Mit Skepsis sehen die NaturFreunde Deutschlands allerdings auch, dass im Zusammenhang mit dem Für und Wider eines Einsatzes von Mobilfunktechnologien zunehmend auf Verschwörungsnarrative zurückgegriffen wird. Derartige Argumentationsmuster lehnen wir ab.
Digitalisierung muss sich am Leitbild Nachhaltigkeit orientieren
Nicht nur mit Blick auf die Nutzung von digitalen Massendaten (Stichwort: Big Data) vertreten die NaturFreunde Deutschlands die Auffassung, dass die digitale Zukunft an dem Leitbild der Nachhaltigkeit ausgerichtet sein muss. Beispielsweise gilt es auch, die bisher nicht genutzten technischen (Einspar-)Potenziale stärker zu nutzen. Während Rechenzentren durch das rasant zunehmende Datenvolumen und die Nachfrage nach zentraler Rechenleistung immer zahlreicher und leistungsfähiger werden, liegt ein riesiges Potenzial zur Klimaschutzoptimierung nahezu brach. So konnte in einer Studie im Auftrag des Umweltbundesamtes gezeigt werden, dass in luftgekühlten Rechenzentren mittels Energieeffizienzmaßnahmen, der Abwärmenutzung sowie dem Einsatz von gebäudenaher Photovoltaik und natürlichen Kältemitteln die durch die Klimatisierung verursachten Treibhausgasemissionen in erheblichem Umfang vermieden wurden. Je nach Größe und Ausstattung der untersuchten Rechenzentren lagen die Emissionsreduktionen zwischen 65 und 80 Prozent im Vergleich zum Referenzrechenzentrum.

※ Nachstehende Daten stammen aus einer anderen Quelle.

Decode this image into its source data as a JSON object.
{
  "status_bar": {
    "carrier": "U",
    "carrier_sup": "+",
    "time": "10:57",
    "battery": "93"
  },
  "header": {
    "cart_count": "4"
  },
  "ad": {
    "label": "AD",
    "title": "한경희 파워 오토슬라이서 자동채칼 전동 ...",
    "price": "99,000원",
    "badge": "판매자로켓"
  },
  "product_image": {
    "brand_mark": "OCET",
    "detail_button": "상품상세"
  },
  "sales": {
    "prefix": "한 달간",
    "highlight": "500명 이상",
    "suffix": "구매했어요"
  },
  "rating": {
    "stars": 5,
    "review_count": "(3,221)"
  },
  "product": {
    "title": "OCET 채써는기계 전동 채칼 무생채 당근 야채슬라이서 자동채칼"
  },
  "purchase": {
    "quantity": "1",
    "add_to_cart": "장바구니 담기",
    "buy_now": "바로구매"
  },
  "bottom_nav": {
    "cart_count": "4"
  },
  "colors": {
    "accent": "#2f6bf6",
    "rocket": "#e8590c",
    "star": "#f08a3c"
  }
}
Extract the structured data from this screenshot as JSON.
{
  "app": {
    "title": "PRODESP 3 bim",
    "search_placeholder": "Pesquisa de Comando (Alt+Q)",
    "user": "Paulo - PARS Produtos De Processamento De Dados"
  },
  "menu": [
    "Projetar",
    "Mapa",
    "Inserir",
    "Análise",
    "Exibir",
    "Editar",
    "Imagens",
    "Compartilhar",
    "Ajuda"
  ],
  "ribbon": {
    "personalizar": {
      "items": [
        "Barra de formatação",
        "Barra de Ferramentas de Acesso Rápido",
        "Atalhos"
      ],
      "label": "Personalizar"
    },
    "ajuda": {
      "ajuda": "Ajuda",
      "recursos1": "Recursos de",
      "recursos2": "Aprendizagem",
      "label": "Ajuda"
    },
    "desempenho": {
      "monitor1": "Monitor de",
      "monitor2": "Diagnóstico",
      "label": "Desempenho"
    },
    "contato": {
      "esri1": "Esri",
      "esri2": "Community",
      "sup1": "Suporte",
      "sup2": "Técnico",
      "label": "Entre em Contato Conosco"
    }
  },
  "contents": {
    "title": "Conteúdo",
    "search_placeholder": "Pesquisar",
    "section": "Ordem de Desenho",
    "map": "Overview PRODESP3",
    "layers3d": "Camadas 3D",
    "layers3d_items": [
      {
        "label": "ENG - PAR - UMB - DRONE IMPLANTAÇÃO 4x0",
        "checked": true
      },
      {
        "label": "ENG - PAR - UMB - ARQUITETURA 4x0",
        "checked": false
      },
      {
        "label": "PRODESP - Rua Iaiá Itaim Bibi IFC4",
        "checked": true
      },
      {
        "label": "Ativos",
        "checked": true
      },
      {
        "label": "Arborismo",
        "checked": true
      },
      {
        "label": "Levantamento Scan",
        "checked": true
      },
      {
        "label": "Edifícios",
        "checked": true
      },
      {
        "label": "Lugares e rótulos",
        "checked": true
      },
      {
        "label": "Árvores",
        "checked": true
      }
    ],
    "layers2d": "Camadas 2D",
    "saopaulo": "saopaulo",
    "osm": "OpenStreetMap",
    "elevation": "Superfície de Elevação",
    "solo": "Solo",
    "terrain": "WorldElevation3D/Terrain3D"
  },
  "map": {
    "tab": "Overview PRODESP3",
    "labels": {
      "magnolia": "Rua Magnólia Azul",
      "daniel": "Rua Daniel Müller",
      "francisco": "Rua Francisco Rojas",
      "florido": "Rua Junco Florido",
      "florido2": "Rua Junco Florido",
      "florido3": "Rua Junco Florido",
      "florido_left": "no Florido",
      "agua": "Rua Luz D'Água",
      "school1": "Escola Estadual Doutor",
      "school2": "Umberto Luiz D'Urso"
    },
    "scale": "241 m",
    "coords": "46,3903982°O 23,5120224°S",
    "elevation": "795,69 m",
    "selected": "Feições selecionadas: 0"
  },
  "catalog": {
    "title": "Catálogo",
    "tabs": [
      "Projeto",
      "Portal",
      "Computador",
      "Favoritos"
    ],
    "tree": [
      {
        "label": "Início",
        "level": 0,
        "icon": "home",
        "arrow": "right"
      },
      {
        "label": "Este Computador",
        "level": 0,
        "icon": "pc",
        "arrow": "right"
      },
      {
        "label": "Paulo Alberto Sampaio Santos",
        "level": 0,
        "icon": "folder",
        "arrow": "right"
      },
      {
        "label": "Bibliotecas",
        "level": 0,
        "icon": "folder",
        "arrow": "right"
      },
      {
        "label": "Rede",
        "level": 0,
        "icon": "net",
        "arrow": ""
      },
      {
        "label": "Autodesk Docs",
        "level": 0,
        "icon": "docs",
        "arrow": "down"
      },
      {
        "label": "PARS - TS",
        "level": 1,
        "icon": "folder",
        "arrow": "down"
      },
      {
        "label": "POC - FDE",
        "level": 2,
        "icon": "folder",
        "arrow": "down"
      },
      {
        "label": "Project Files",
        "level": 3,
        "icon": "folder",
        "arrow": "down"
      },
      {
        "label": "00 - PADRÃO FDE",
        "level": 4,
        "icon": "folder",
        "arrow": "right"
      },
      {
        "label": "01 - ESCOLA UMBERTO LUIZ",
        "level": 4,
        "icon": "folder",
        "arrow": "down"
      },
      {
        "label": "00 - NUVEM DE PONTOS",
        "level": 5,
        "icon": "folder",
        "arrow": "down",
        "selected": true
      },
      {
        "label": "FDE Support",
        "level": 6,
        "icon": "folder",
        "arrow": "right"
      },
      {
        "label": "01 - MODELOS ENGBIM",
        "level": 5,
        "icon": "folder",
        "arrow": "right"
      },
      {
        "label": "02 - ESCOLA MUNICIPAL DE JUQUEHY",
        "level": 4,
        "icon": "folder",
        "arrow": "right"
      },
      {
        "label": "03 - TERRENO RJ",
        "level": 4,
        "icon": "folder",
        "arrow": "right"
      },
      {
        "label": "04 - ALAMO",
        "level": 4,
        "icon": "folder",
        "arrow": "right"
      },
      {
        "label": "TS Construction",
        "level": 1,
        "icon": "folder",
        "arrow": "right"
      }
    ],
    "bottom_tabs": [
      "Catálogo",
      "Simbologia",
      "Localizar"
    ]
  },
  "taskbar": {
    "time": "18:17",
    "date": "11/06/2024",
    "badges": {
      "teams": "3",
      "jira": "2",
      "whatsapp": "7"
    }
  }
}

Gemäß ihrer Überzeugung von der Notwendigkeit einer sozial-ökologischen Transformation von Wirtschaft und Gesellschaft setzen sich die NaturFreunde Deutschlands für das Zusammendenken von Digitalisierung und Transformation ein. Digitalisierung birgt zwar das Potenzial, globale Umwelt- und Entwicklungsprobleme besser und schneller zu lösen, allerdings kann Digitalisierung ohne Gestaltung die bereits bestehenden Umweltprobleme und sozialen Ungleichheiten noch weiter verstärken. Die Politik trägt insofern eine Verantwortung für diejenigen digitalen Anwendungen, die notwendig für das gesellschaftliche Leben geworden sind.